Tire pressure is the #1 first thing to always check. It is very very common for drivability issues to be caused by tires. Some brands of new, with zero mile tires do not drive nice on solid axle truck and no alignment will fix this. Never rule out the tires for being the problem because you can chase .2 degree alignment changes for months only to swap out the tires and it is a completely different truck.
Negative caster should never used on any vehicle. If the question is positive or negative caster, the answer is always, 100% of the time, positive caster.
Cross caster can result in the vehicle to pulling to the greater side. For instance, if drivers side has 2.6 degrees and the passenger side has 2.3 degrees this should get the truck to go straight on a crowned road but could pull to the driver side on flat road.

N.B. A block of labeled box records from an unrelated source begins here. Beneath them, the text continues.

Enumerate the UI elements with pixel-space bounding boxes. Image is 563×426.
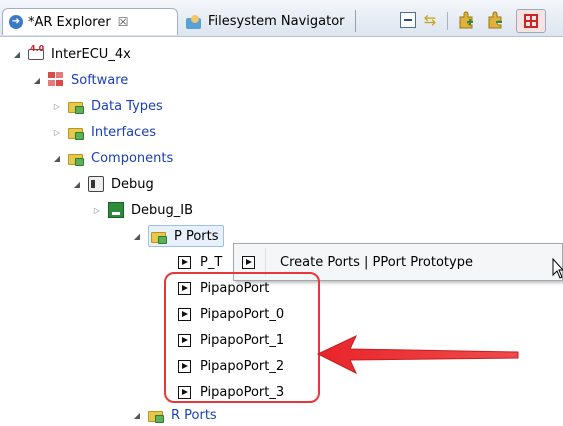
tree-row-debug-ib[interactable]: ▷ Debug_IB bbox=[92, 199, 193, 221]
collapsed-twisty-icon[interactable]: ▷ bbox=[52, 102, 62, 111]
tree-row-interfaces[interactable]: ▷ Interfaces bbox=[52, 121, 156, 143]
tab-separator bbox=[355, 10, 356, 32]
expanded-twisty-icon[interactable]: ◢ bbox=[12, 50, 22, 59]
mouse-cursor-icon bbox=[552, 258, 563, 279]
tree-row-r-ports[interactable]: ◢ R Ports bbox=[132, 404, 217, 426]
tab-ar-explorer[interactable]: ➜ *AR Explorer ☒ bbox=[2, 8, 178, 35]
toolbar-divider bbox=[447, 12, 448, 30]
tree-label-debug-ib: Debug_IB bbox=[131, 202, 194, 218]
add-sub-element-icon[interactable] bbox=[487, 11, 505, 29]
tree-label-data-types: Data Types bbox=[91, 98, 163, 114]
package-folder-icon bbox=[68, 124, 84, 140]
close-icon[interactable]: ☒ bbox=[118, 15, 129, 29]
collapse-all-icon[interactable] bbox=[400, 12, 416, 28]
tree-row-p-truncated[interactable]: P_T bbox=[178, 251, 222, 273]
expanded-twisty-icon[interactable]: ◢ bbox=[132, 411, 142, 420]
tree-label-r-ports: R Ports bbox=[171, 407, 217, 423]
expanded-twisty-icon[interactable]: ◢ bbox=[132, 232, 142, 241]
menu-item-label: Create Ports | PPort Prototype bbox=[280, 254, 473, 270]
port-icon bbox=[178, 255, 191, 269]
collapsed-twisty-icon[interactable]: ▷ bbox=[92, 206, 102, 215]
software-icon bbox=[48, 72, 64, 88]
internal-behavior-icon bbox=[108, 202, 124, 218]
package-folder-icon bbox=[151, 228, 167, 244]
package-folder-icon bbox=[68, 150, 84, 166]
expanded-twisty-icon[interactable]: ◢ bbox=[72, 180, 82, 189]
red-annotation-arrow-icon bbox=[316, 334, 519, 375]
tree-label-ecu: InterECU_4x bbox=[51, 46, 131, 62]
link-with-editor-icon[interactable]: ⇆ bbox=[422, 12, 438, 28]
tab-ar-explorer-label: *AR Explorer bbox=[28, 14, 111, 30]
tree-row-components[interactable]: ◢ Components bbox=[52, 147, 173, 169]
component-icon bbox=[88, 176, 104, 192]
grid-view-icon[interactable] bbox=[516, 9, 546, 33]
tree-label-components: Components bbox=[91, 150, 174, 166]
collapsed-twisty-icon[interactable]: ▷ bbox=[52, 128, 62, 137]
expanded-twisty-icon[interactable]: ◢ bbox=[52, 154, 62, 163]
tree-row-debug[interactable]: ◢ Debug bbox=[72, 173, 154, 195]
tree-label-interfaces: Interfaces bbox=[91, 124, 156, 140]
port-icon bbox=[242, 255, 255, 269]
tree-row-p-ports[interactable]: ◢ P Ports bbox=[132, 225, 224, 247]
expanded-twisty-icon[interactable]: ◢ bbox=[32, 76, 42, 85]
highlight-box bbox=[164, 272, 320, 403]
tree-label-p-ports: P Ports bbox=[174, 228, 219, 244]
selected-item[interactable]: P Ports bbox=[148, 225, 224, 247]
tab-filesystem-navigator-label: Filesystem Navigator bbox=[208, 14, 345, 29]
tree-row-software[interactable]: ◢ Software bbox=[32, 69, 128, 91]
view-tab-bar: ➜ *AR Explorer ☒ Filesystem Navigator ⇆ bbox=[0, 0, 563, 37]
arrow-right-icon: ➜ bbox=[9, 15, 23, 29]
tree-row-ecu[interactable]: ◢ 4.0 InterECU_4x bbox=[12, 43, 131, 65]
ecu-icon: 4.0 bbox=[28, 44, 44, 62]
add-element-icon[interactable] bbox=[458, 11, 476, 29]
package-folder-icon bbox=[68, 98, 84, 114]
tab-filesystem-navigator[interactable]: Filesystem Navigator bbox=[180, 8, 356, 35]
tree-row-data-types[interactable]: ▷ Data Types bbox=[52, 95, 163, 117]
tree-label-p-truncated: P_T bbox=[200, 254, 223, 270]
tree-label-debug: Debug bbox=[111, 176, 154, 192]
tree-label-software: Software bbox=[71, 72, 129, 88]
folder-hand-icon bbox=[186, 14, 202, 29]
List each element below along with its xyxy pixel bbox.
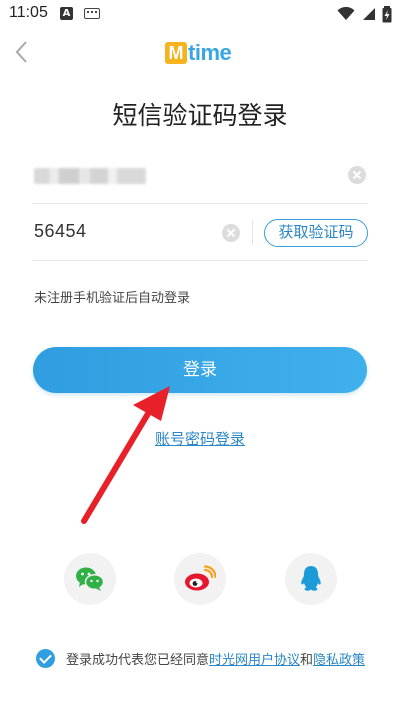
logo-m: M: [165, 42, 187, 64]
agreement-prefix: 登录成功代表您已经同意: [66, 652, 210, 668]
wechat-icon: [76, 567, 105, 591]
clear-phone-icon[interactable]: [348, 166, 366, 184]
phone-number-input[interactable]: [34, 168, 146, 184]
page-title: 短信验证码登录: [112, 101, 288, 130]
chevron-left-icon: [15, 41, 27, 63]
auto-register-hint: 未注册手机验证后自动登录: [34, 291, 191, 306]
agreement-checkbox[interactable]: [36, 648, 55, 668]
weibo-login-button[interactable]: [174, 553, 226, 605]
wechat-login-button[interactable]: [64, 553, 116, 605]
privacy-policy-link[interactable]: 隐私政策: [313, 653, 365, 668]
password-login-row: 账号密码登录: [0, 428, 400, 449]
back-button[interactable]: [10, 38, 34, 66]
keyboard-icon: [84, 8, 100, 19]
qq-icon: [301, 566, 321, 591]
verification-code-input[interactable]: 56454: [34, 221, 87, 242]
code-field-row: 56454 获取验证码: [32, 205, 368, 261]
logo-text: time: [188, 40, 232, 65]
login-button[interactable]: 登录: [33, 347, 367, 393]
status-bar: 11:05 A: [0, 0, 400, 28]
weibo-icon: [185, 565, 216, 591]
qq-login-button[interactable]: [285, 553, 337, 605]
password-login-link[interactable]: 账号密码登录: [155, 430, 245, 448]
agreement-row: 登录成功代表您已经同意时光网用户协议和隐私政策: [36, 647, 365, 669]
status-time: 11:05: [9, 4, 48, 21]
signal-icon: [363, 8, 375, 20]
status-icons: [337, 4, 392, 24]
accessibility-notification-icon: A: [60, 7, 73, 20]
battery-icon: [382, 5, 392, 22]
user-agreement-link[interactable]: 时光网用户协议: [209, 653, 300, 668]
get-code-button[interactable]: 获取验证码: [264, 219, 368, 247]
agreement-text: 登录成功代表您已经同意时光网用户协议和隐私政策: [66, 649, 365, 668]
wifi-icon: [337, 7, 355, 20]
agreement-joiner: 和: [300, 652, 314, 668]
phone-field-row: [32, 148, 368, 204]
clear-code-icon[interactable]: [222, 224, 240, 242]
field-divider: [252, 221, 253, 245]
mtime-logo: M time: [165, 40, 232, 66]
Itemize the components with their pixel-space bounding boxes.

After the parts and tires have been ruled out, most alignment techs will take a closer look at cross caster as a directional control angle, which is taught in many wheel alignment classes today. However, cross camber also affects directional stability, but it is usually ignored because camber also impacts tire wear. Some vehicles in production today have steering axis inclination (SAI) values of 9°, or even higher, to improve vehicle stability. On these vehicles with higher SAI values, the cross camber can be more effective in resolving drift than cross caster. Let’s clarify drift by the popular definition: with no driver input, the vehicle will change one full lane in about 1/8 to 1/4 of a mile on a straight, level road. By contrast, a ‘pull’ is when the vehicle changes lanes faster — in less than 1/8 of a mile. The deliberate use of cross camber we’re discussing here is only viable for drifts because a pull would require camber values that are unacceptable for tire wear, and something more serious is probably wrong.

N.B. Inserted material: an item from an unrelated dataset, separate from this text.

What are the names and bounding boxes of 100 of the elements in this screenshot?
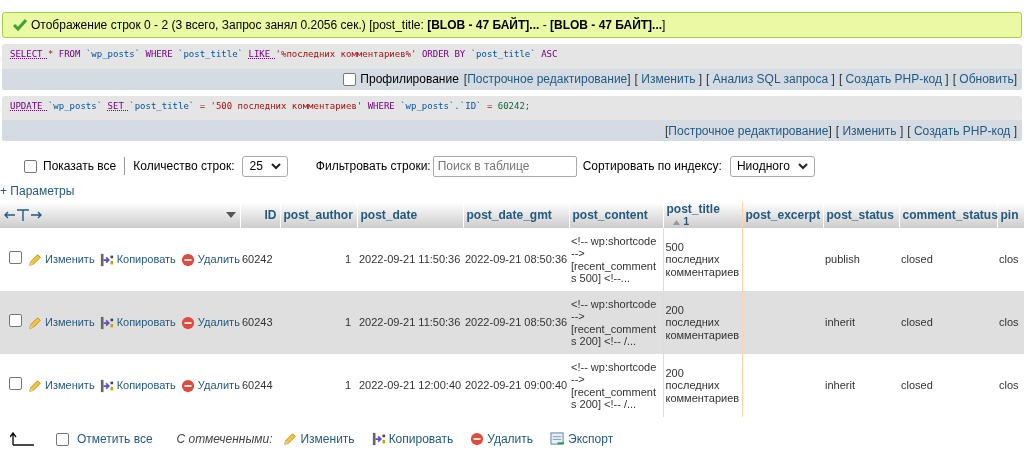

The high value of SAI has a larger influence on vehicle directional stability compared to the relatively smaller caster values. This is why changes in cross caster don’t have much effect on drift on certain vehicles. Instead, try small changes in cross camber by biasing it in the appropriate direction while staying within the OE-specified camber range. For instance, a vehicle with left camber of -0.5º, right camber of -0.5º and a drift to the left could be corrected by moving the left to -0.75° and the right to -0.5°, or the left to -0.75° and the right to -0.25°. Both settings would stay below the typical cross camber maximum of 0.5° and should create enough drift-right to counter the original complaint of drift-left.While working a drift issue with cross camber, keep the less effective, but still relevant cross caster from clouding the results. Keep cross caster within the OEM specified range, which is typically under 0.5°. Also, the actual caster numbers should be close to the OEM specified target value.

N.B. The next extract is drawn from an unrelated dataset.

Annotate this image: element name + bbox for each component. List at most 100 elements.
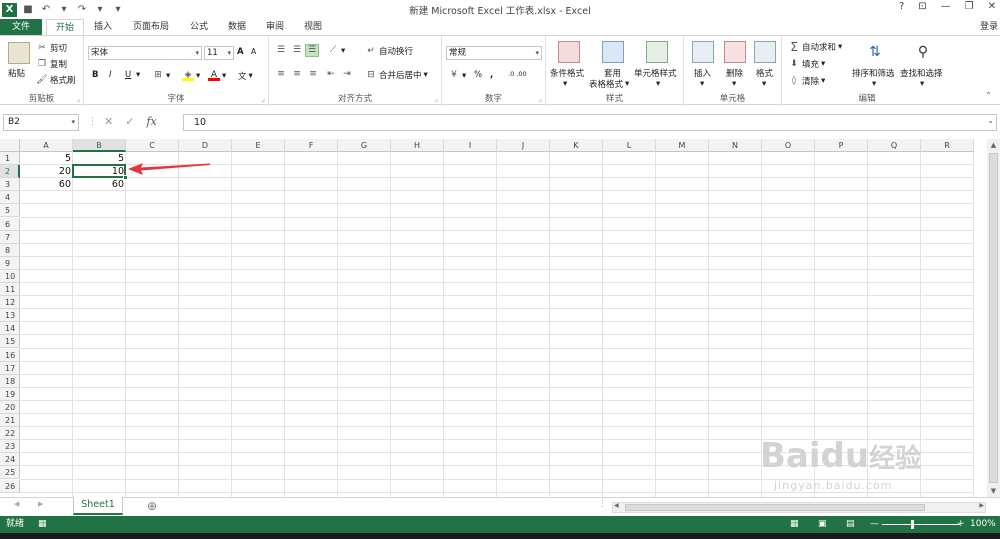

Keep in mind the influence that SAI has on vehicle tracking, and be aware that high SAI will cause cross caster to be less effective than cross camber for correcting drift issues. This will save your shop time — and costs — by focusing on the more effective parameter according to the particular vehicle being serviced. If the solid axle front suspension was assembled with the truck’s axle hanging at full droop, and all of the bolts in the radius arms were tightened to full torque, and then the truck was set on the ground, it can cause the suspension to pull. All suspension rubber bushings need to be left snug until the truck is set on the ground. Then the fasteners need to be tightened to full torque when the vehicle is sitting at right height. if you do not do this the bushings will be in a bind and cause drive-ability problems. This includes the track rod frame bolt, the radius arm bolts at the axle, at the frame along with the rear leaf springs. If the OUO ALA's are adjusted incorrectly or if the beam arms or adjusted incorrectly it will cause the truck to pull.